While the Pakistan Army has been able to put in place a system to contain the situation, it has its own set of problems. There is a rapid spread of the Coronavirus among its own rank and file. Secondly, the Pakistan Army is unable to contain the fast deteriorating economic situation that Imran Khan had predicted with reasonable accuracy.

Pakistan Army never allows any weakness within its system to become public. It has, therefore, established its quarantine and isolation centres away from the hub of its flagship province–Punjab, The centres, therefore, have come up in the remote, underdeveloped areas of the country. Reports speak of isolation and quarantine facilities in Pakistan-Occupied Kashmir (POK) areas of Muzaffarabad, Domel, Bagh, Aliabad and Rawalkot and many areas of Gilgit-Baltistan. In Balochistan, the centres have come up in Pandharpur, Chhamb, Deva and Jhanda among others.

By doing so the Pakistan Army may have saved the primary areas of Pakistan’s Punjab and also moved its sensitive operations out of the media glare, but it has put at terrible risk the very poor, illiterate and impoverished people of occupied territories in Kashmir and Balochistan.

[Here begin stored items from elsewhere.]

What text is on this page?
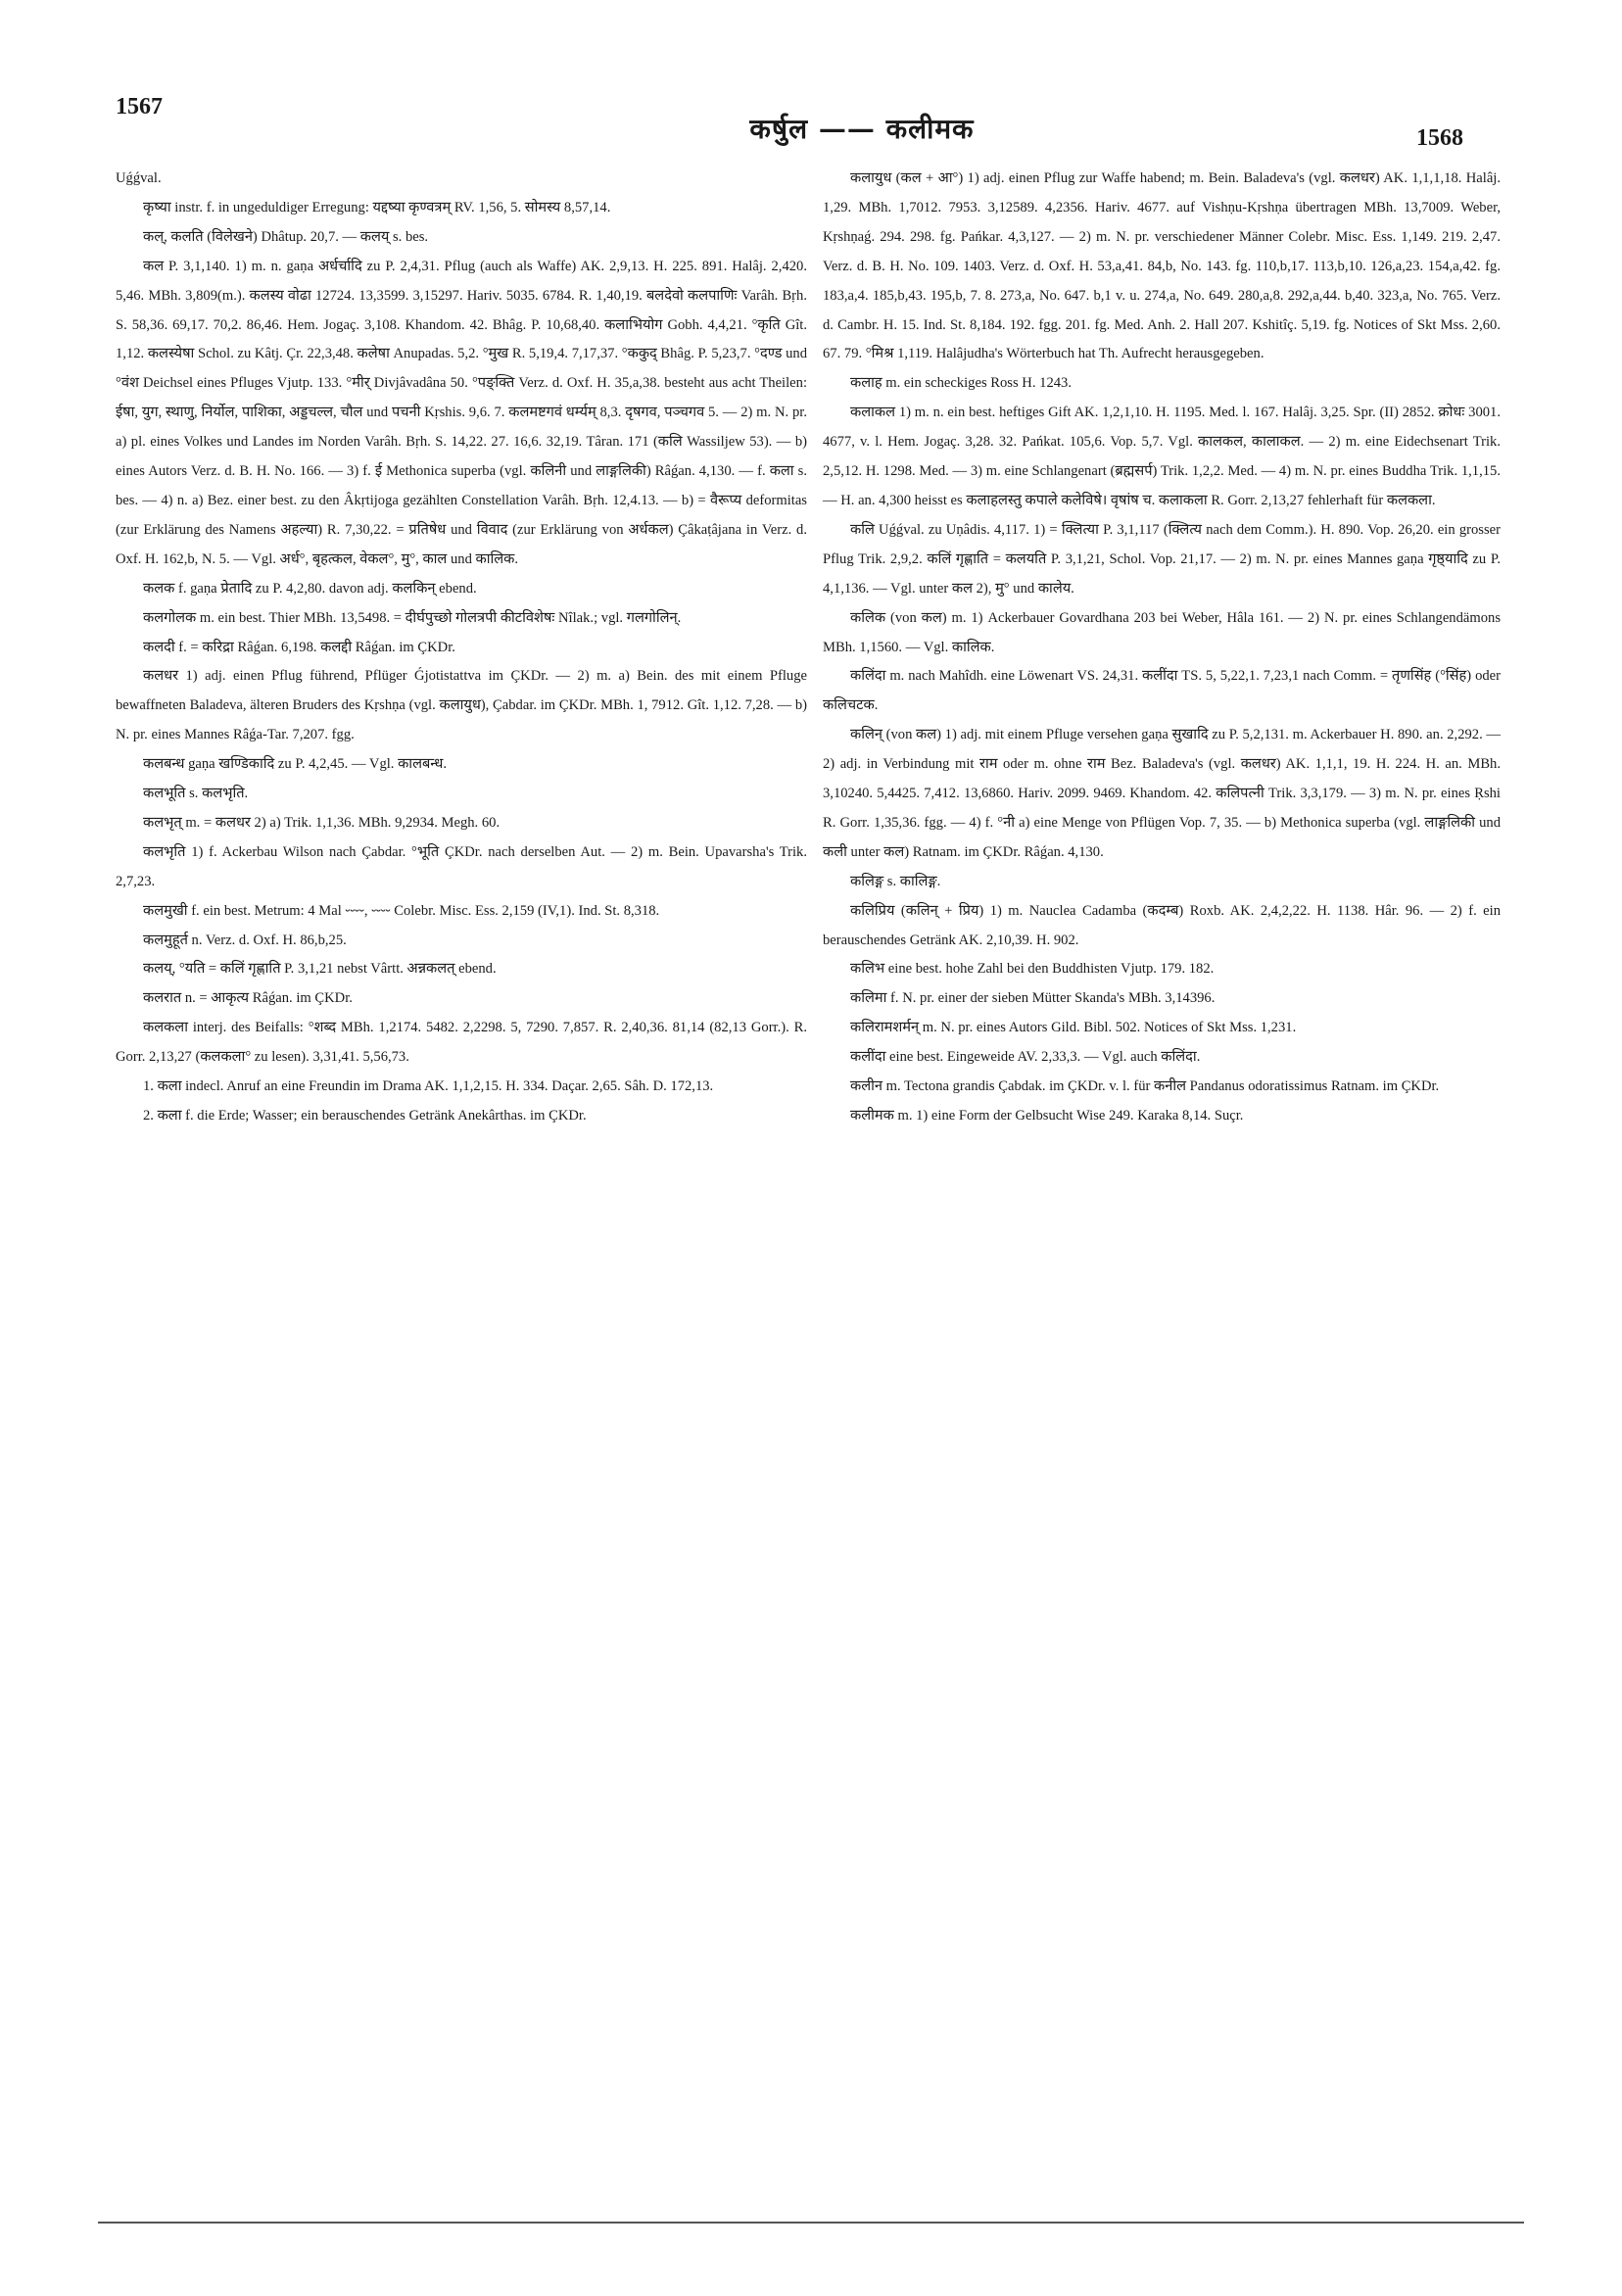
1567
कर्षुल —— कलीमक	1568

Uǵǵval.

कृष्या instr. f. in ungeduldiger Erregung: यद्दष्या कृण्वत्रम् RV. 1,56, 5. सोमस्य 8,57,14.

कल्, कलति (विलेखने) Dhâtup. 20,7. — कलय् s. bes.

कल P. 3,1,140. 1) m. n. gaṇa अर्धर्चादि zu P. 2,4,31. Pflug (auch als Waffe) AK. 2,9,13. H. 225. 891. Halâj. 2,420. 5,46. MBh. 3,809(m.). कलस्य वोढा 12724. 13,3599. 3,15297. Hariv. 5035. 6784. R. 1,40,19. बलदेवो कलपाणिः Varâh. Bṛh. S. 58,36. 69,17. 70,2. 86,46. Hem. Jogaç. 3,108. Khandom. 42. Bhâg. P. 10,68,40. कलाभियोग Gobh. 4,4,21. °कृति Gît. 1,12. कलस्येषा Schol. zu Kâtj. Çr. 22,3,48. कलेषा Anupadas. 5,2. °मुख R. 5,19,4. 7,17,37. °ककुद् Bhâg. P. 5,23,7. °दण्ड und °वंश Deichsel eines Pfluges Vjutp. 133. °मीर् Divjâvadâna 50. °पङ्क्ति Verz. d. Oxf. H. 35,a,38. besteht aus acht Theilen: ईषा, युग, स्थाणु, निर्योल, पाशिका, अड्डचल्ल, चौल und पचनी Kṛshis. 9,6. 7. कलमष्टगवं धर्म्यम् 8,3. दृषगव, पञ्चगव 5. — 2) m. N. pr. a) pl. eines Volkes und Landes im Norden Varâh. Bṛh. S. 14,22. 27. 16,6. 32,19. Târan. 171 (कलि Wassiljew 53). — b) eines Autors Verz. d. B. H. No. 166. — 3) f. ई Methonica superba (vgl. कलिनी und लाङ्गलिकी) Râǵan. 4,130. — f. कला s. bes. — 4) n. a) Bez. einer best. zu den Âkṛtijoga gezählten Constellation Varâh. Bṛh. 12,4.13. — b) = वैरूप्य deformitas (zur Erklärung des Namens अहल्या) R. 7,30,22. = प्रतिषेध und विवाद (zur Erklärung von अर्धकल) Çâkaṭâjana in Verz. d. Oxf. H. 162,b, N. 5. — Vgl. अर्ध°, बृहत्कल, वेकल°, मु°, काल und कालिक.

कलक f. gaṇa प्रेतादि zu P. 4,2,80. davon adj. कलकिन् ebend.

कलगोलक m. ein best. Thier MBh. 13,5498. = दीर्घपुच्छो गोलत्रपी कीटविशेषः Nîlak.; vgl. गलगोलिन्.

कलदी f. = करिद्रा Râǵan. 6,198. कलद्दी Râǵan. im ÇKDr.

कलधर 1) adj. einen Pflug führend, Pflüger Ǵjotistattva im ÇKDr. — 2) m. a) Bein. des mit einem Pfluge bewaffneten Baladeva, älteren Bruders des Kṛshṇa (vgl. कलायुध), Çabdar. im ÇKDr. MBh. 1, 7912. Gît. 1,12. 7,28. — b) N. pr. eines Mannes Râǵa-Tar. 7,207. fgg.

कलबन्ध gaṇa खण्डिकादि zu P. 4,2,45. — Vgl. कालबन्ध.

कलभूति s. कलभृति.

कलभृत् m. = कलधर 2) a) Trik. 1,1,36. MBh. 9,2934. Megh. 60.

कलभृति 1) f. Ackerbau Wilson nach Çabdar. °भूति ÇKDr. nach derselben Aut. — 2) m. Bein. Upavarsha's Trik. 2,7,23.

कलमुखी f. ein best. Metrum: 4 Mal ⏑⏑⏑⏑, ⏑⏑⏑⏑ Colebr. Misc. Ess. 2,159 (IV,1). Ind. St. 8,318.

कलमुहूर्त n. Verz. d. Oxf. H. 86,b,25.

कलय्, °यति = कलिं गृह्णाति P. 3,1,21 nebst Vârtt. अन्नकलत् ebend.

कलरात n. = आकृत्य Râǵan. im ÇKDr.

कलकला interj. des Beifalls: °शब्द MBh. 1,2174. 5482. 2,2298. 5, 7290. 7,857. R. 2,40,36. 81,14 (82,13 Gorr.). R. Gorr. 2,13,27 (कलकला° zu lesen). 3,31,41. 5,56,73.

1. कला indecl. Anruf an eine Freundin im Drama AK. 1,1,2,15. H. 334. Daçar. 2,65. Sâh. D. 172,13.

2. कला f. die Erde; Wasser; ein berauschendes Getränk Anekârthas. im ÇKDr.

कलायुध (कल + आ°) 1) adj. einen Pflug zur Waffe habend; m. Bein. Baladeva's (vgl. कलधर) AK. 1,1,1,18. Halâj. 1,29. MBh. 1,7012. 7953. 3,12589. 4,2356. Hariv. 4677. auf Vishṇu-Kṛshṇa übertragen MBh. 13,7009. Weber, Kṛshṇaǵ. 294. 298. fg. Pańkar. 4,3,127. — 2) m. N. pr. verschiedener Männer Colebr. Misc. Ess. 1,149. 219. 2,47. Verz. d. B. H. No. 109. 1403. Verz. d. Oxf. H. 53,a,41. 84,b, No. 143. fg. 110,b,17. 113,b,10. 126,a,23. 154,a,42. fg. 183,a,4. 185,b,43. 195,b, 7. 8. 273,a, No. 647. b,1 v. u. 274,a, No. 649. 280,a,8. 292,a,44. b,40. 323,a, No. 765. Verz. d. Cambr. H. 15. Ind. St. 8,184. 192. fgg. 201. fg. Med. Anh. 2. Hall 207. Kshitîç. 5,19. fg. Notices of Skt Mss. 2,60. 67. 79. °मिश्र 1,119. Halâjudha's Wörterbuch hat Th. Aufrecht herausgegeben.

कलाह m. ein scheckiges Ross H. 1243.

कलाकल 1) m. n. ein best. heftiges Gift AK. 1,2,1,10. H. 1195. Med. l. 167. Halâj. 3,25. Spr. (II) 2852. क्रोधः 3001. 4677, v. l. Hem. Jogaç. 3,28. 32. Pańkat. 105,6. Vop. 5,7. Vgl. कालकल, कालाकल. — 2) m. eine Eidechsenart Trik. 2,5,12. H. 1298. Med. — 3) m. eine Schlangenart (ब्रह्मसर्प) Trik. 1,2,2. Med. — 4) m. N. pr. eines Buddha Trik. 1,1,15. — H. an. 4,300 heisst es कलाहलस्तु कपाले कलेविषे। वृषांष च. कलाकला R. Gorr. 2,13,27 fehlerhaft für कलकला.

कलि Uǵǵval. zu Uṇâdis. 4,117. 1) = क्लित्या P. 3,1,117 (क्लित्य nach dem Comm.). H. 890. Vop. 26,20. ein grosser Pflug Trik. 2,9,2. कलिं गृह्णाति = कलयति P. 3,1,21, Schol. Vop. 21,17. — 2) m. N. pr. eines Mannes gaṇa गृष्ठ्यादि zu P. 4,1,136. — Vgl. unter कल 2), मु° und कालेय.

कलिक (von कल) m. 1) Ackerbauer Govardhana 203 bei Weber, Hâla 161. — 2) N. pr. eines Schlangendämons MBh. 1,1560. — Vgl. कालिक.

कलिंदा m. nach Mahîdh. eine Löwenart VS. 24,31. कलींदा TS. 5, 5,22,1. 7,23,1 nach Comm. = तृणसिंह (°सिंह) oder कलिचटक.

कलिन् (von कल) 1) adj. mit einem Pfluge versehen gaṇa सुखादि zu P. 5,2,131. m. Ackerbauer H. 890. an. 2,292. — 2) adj. in Verbindung mit राम oder m. ohne राम Bez. Baladeva's (vgl. कलधर) AK. 1,1,1, 19. H. 224. H. an. MBh. 3,10240. 5,4425. 7,412. 13,6860. Hariv. 2099. 9469. Khandom. 42. कलिपत्नी Trik. 3,3,179. — 3) m. N. pr. eines Ṛshi R. Gorr. 1,35,36. fgg. — 4) f. °नी a) eine Menge von Pflügen Vop. 7, 35. — b) Methonica superba (vgl. लाङ्गलिकी und कली unter कल) Ratnam. im ÇKDr. Râǵan. 4,130.

कलिङ्ग s. कालिङ्ग.

कलिप्रिय (कलिन् + प्रिय) 1) m. Nauclea Cadamba (कदम्ब) Roxb. AK. 2,4,2,22. H. 1138. Hâr. 96. — 2) f. ein berauschendes Getränk AK. 2,10,39. H. 902.

कलिभ eine best. hohe Zahl bei den Buddhisten Vjutp. 179. 182.

कलिमा f. N. pr. einer der sieben Mütter Skanda's MBh. 3,14396.

कलिरामशर्मन् m. N. pr. eines Autors Gild. Bibl. 502. Notices of Skt Mss. 1,231.

कलींदा eine best. Eingeweide AV. 2,33,3. — Vgl. auch कलिंदा.

कलीन m. Tectona grandis Çabdak. im ÇKDr. v. l. für कनील Pandanus odoratissimus Ratnam. im ÇKDr.

कलीमक m. 1) eine Form der Gelbsucht Wise 249. Karaka 8,14. Suçr.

Once the infection spreads among them, which is inevitable, there will be no means to contain and control it. Hence, the Pakistan Army has opened the doors for a catastrophe of unimaginable proportions.

The poor daily wagers in Pakistan are at their wits end.  Not only are they struggling to ward off the disease but they also have to stave off hunger since the promised financial and material assistance is nowhere to be seen. The larger businesses in Pakistan like the manufacturers and exporters were functioning under a prolonged period of economic depression, this crisis has literally broken their backs and they are teetering on the verge of bankruptcy.

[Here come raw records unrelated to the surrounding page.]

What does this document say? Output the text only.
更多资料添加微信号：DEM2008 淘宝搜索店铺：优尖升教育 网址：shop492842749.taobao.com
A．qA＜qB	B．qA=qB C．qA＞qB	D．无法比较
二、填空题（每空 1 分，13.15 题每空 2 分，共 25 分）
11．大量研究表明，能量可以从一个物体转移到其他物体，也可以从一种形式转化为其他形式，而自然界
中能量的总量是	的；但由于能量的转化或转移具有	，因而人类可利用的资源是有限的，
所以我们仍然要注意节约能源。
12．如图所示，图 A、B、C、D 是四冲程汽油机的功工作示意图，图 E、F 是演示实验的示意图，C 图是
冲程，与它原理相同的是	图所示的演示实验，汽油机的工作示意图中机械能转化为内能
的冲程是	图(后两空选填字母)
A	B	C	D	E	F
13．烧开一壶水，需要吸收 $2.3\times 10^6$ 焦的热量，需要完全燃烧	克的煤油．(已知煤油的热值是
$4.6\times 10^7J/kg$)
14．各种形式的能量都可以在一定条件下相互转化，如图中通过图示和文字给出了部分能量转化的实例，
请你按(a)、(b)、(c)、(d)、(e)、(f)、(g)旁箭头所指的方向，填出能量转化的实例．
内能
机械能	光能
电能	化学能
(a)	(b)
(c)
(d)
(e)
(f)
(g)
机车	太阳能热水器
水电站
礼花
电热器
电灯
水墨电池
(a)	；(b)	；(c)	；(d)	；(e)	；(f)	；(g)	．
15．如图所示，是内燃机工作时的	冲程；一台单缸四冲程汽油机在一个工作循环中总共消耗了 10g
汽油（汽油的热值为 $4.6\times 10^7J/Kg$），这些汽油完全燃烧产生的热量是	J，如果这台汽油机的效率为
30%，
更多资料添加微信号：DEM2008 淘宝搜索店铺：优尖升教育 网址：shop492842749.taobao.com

Doctors treating Coronavirus patients have, on a number of occasions, boycotted their duties due to failure of the government to provide to them Personal Protective Equipment (PPE) and other facilities to take on this huge challenge.

Since the parliament of the country is in forced recess, fiscal re-prioritisation, revenue disbursements, social transfers to the immediately vulnerable are in suspension mode thus adding to the feeling of insecurity and despair. The Pakistan Army has temporarily bailed out Imran Khan’s government which, in any case is in dire straits. The specter of total collapse in Pakistan, however, continues to loom large. The country does not have requisite testing kits and probably not enough money to procure them, hence, the actual situation is not known, a near total media blackout is making matters worse.

India, despite being one among the most populous countries in the world, has minimal and manageable impact of the virus. It is so because of a proactive and coordinated response by the government  and cooperative participation by the people. It would be in Pakistan’s interest to shed its dependence on China and look towards India for support.